In more complicated real-world examples though, I'm expecting that this logic may not always hold, but I am still trying to kind of tease this thread through in my head to understand whether I'm overcomplicating things.
I said I'd offer the real world motivation for this too, so the reason I need to do this is that I have a number of fasta files which have been analysed for their immunogenicity properties, and I am in the process of 'rendering' this on to the 3D structure. Its common for 3D structures to be missing stretches of residues though, so in order to correctly 'associate' the sequence with its structure, and the right residues together, I need to be able to align them and (as far as possible) unambiguously identify which residue in the structure corresponds to the value in the fasta/scores file.
Thoughts/feelings/code gratefully recieved.
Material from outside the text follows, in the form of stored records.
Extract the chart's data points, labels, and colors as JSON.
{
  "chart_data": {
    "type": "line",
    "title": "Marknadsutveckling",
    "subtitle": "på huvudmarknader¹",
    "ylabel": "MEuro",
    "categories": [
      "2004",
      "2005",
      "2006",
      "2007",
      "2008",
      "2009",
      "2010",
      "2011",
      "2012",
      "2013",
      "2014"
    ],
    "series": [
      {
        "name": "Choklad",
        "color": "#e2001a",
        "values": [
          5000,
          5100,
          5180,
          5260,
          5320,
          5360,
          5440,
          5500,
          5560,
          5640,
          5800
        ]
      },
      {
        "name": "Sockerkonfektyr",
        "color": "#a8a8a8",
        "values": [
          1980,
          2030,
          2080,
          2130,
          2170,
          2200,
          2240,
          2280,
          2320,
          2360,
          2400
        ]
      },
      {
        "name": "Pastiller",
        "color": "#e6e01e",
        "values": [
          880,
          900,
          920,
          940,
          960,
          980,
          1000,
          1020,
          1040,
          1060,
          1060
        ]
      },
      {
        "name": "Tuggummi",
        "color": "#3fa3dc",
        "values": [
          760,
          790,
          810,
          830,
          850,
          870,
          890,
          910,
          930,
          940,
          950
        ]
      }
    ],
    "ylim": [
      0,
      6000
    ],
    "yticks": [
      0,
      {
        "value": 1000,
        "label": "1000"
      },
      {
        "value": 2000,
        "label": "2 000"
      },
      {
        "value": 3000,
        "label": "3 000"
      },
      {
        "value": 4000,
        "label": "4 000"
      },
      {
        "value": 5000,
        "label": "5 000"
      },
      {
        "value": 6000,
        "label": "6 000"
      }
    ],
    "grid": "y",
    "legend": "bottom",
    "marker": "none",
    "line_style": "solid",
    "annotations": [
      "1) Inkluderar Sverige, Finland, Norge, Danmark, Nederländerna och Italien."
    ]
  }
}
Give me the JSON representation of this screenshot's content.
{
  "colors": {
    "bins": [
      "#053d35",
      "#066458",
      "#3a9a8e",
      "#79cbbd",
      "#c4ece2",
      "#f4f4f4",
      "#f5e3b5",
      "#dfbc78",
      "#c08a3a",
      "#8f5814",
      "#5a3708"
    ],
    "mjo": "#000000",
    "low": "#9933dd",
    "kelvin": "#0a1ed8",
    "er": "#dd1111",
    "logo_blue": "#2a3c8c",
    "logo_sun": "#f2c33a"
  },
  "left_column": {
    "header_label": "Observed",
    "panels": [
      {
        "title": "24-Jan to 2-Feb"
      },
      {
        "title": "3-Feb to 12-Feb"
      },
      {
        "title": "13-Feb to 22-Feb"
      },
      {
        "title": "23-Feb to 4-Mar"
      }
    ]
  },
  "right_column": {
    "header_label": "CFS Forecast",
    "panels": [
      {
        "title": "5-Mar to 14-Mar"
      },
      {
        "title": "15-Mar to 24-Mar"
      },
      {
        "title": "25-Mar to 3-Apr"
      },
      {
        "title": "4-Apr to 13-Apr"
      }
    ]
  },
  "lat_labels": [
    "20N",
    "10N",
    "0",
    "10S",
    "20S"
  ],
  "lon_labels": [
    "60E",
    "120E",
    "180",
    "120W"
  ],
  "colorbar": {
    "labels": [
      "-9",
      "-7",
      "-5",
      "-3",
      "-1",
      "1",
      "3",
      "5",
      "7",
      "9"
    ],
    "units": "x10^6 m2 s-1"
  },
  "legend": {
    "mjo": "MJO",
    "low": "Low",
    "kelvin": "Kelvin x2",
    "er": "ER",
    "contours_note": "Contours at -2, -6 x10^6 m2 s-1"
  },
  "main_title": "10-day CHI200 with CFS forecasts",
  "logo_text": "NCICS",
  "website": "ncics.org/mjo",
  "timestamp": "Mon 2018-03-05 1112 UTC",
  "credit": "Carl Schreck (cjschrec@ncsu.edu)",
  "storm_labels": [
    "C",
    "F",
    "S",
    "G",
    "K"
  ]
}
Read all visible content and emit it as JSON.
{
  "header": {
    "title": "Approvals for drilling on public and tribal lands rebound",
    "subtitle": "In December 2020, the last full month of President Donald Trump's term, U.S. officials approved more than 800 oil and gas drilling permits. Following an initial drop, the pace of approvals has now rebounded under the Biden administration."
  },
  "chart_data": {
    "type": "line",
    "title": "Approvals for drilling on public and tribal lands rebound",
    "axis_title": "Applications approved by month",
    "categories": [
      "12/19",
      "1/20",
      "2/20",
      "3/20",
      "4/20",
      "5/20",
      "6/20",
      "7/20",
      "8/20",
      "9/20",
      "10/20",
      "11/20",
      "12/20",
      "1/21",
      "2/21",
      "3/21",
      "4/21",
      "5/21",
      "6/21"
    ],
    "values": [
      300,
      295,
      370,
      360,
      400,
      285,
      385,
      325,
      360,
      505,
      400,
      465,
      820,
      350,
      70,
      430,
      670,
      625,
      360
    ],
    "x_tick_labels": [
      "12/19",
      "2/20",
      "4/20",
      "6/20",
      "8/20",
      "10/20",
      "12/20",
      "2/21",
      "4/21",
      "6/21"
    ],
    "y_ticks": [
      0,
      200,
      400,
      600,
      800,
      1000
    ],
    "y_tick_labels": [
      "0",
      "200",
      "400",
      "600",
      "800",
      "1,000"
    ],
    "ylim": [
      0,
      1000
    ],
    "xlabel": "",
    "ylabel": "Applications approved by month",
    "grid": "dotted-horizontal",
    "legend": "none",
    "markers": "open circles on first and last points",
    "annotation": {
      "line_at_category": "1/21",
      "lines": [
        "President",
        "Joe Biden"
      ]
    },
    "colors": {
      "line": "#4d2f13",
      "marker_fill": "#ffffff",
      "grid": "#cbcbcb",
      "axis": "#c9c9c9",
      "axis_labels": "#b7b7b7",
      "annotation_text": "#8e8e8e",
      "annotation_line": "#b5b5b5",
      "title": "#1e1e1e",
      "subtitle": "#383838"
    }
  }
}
Re-posted it at SO with R/Bioconductor tags: https://stackoverflow.com/q/59682107/680068
I don't think there is yet an elegant way to do this in Biopython. In theory the
MutableSeq
class would be well suited for this task, since it handles sequences that are not single characters, but in practise it's not currently maintained in a way that could be used. You can at least use the newerBio.Align
module rather thanpairwise2
Yeah I did take a look at the
PairwiseAligner()
but it doesn't seem to offer any additional functionality.I'm actually a bit surprised that the alignment modules don't ingest SeqRecords since that's pretty much the primary currency of biopython.
Shame. Perhaps there's a feature request in the making if its confirmed there's definitely no elegant way of doing it. I thought there might be since when it comes to slicing SeqRecords, it's quite intelligent in how it handles features, annotations and per-letter annotations.
The
PairwiseAligner()
offers some different alignment algorithms and a fast C-implementation, but yes it does not solve your issues. The alignment module will 'ingest'Seq
/MutableSeq
/UnknownSeq
objects (not just str) and I'm not sure it would make sense for them to ingestSeqRecord
s since alignment is purely based on the sequenceWhat is the input format, since it holds floats, it can't be the modified FASTA format you posted? If there is a standard input format, then this could possibly be an enhancement for Biopython to read via SeqIO, then it could create a SeqRecord with letter annotations as you suggested. (However, you'll still have to do some work to parse the resulting alignment and map the score annotations back)
At the moment the input format is entirely undefined and can be whatever I want it to be. The fasta above was just a clear example
One could even encode it as a sort of fastq style format, however the real values are floats as I mentioned so they cannot be encoded in a single character easily (unlike, say fastq scores are).
Biopython's per letter annotations can simply be set as
SeqRecord.letter_annotations["Name"] = [...]
so the data format can be pretty flexible as all you need is a list.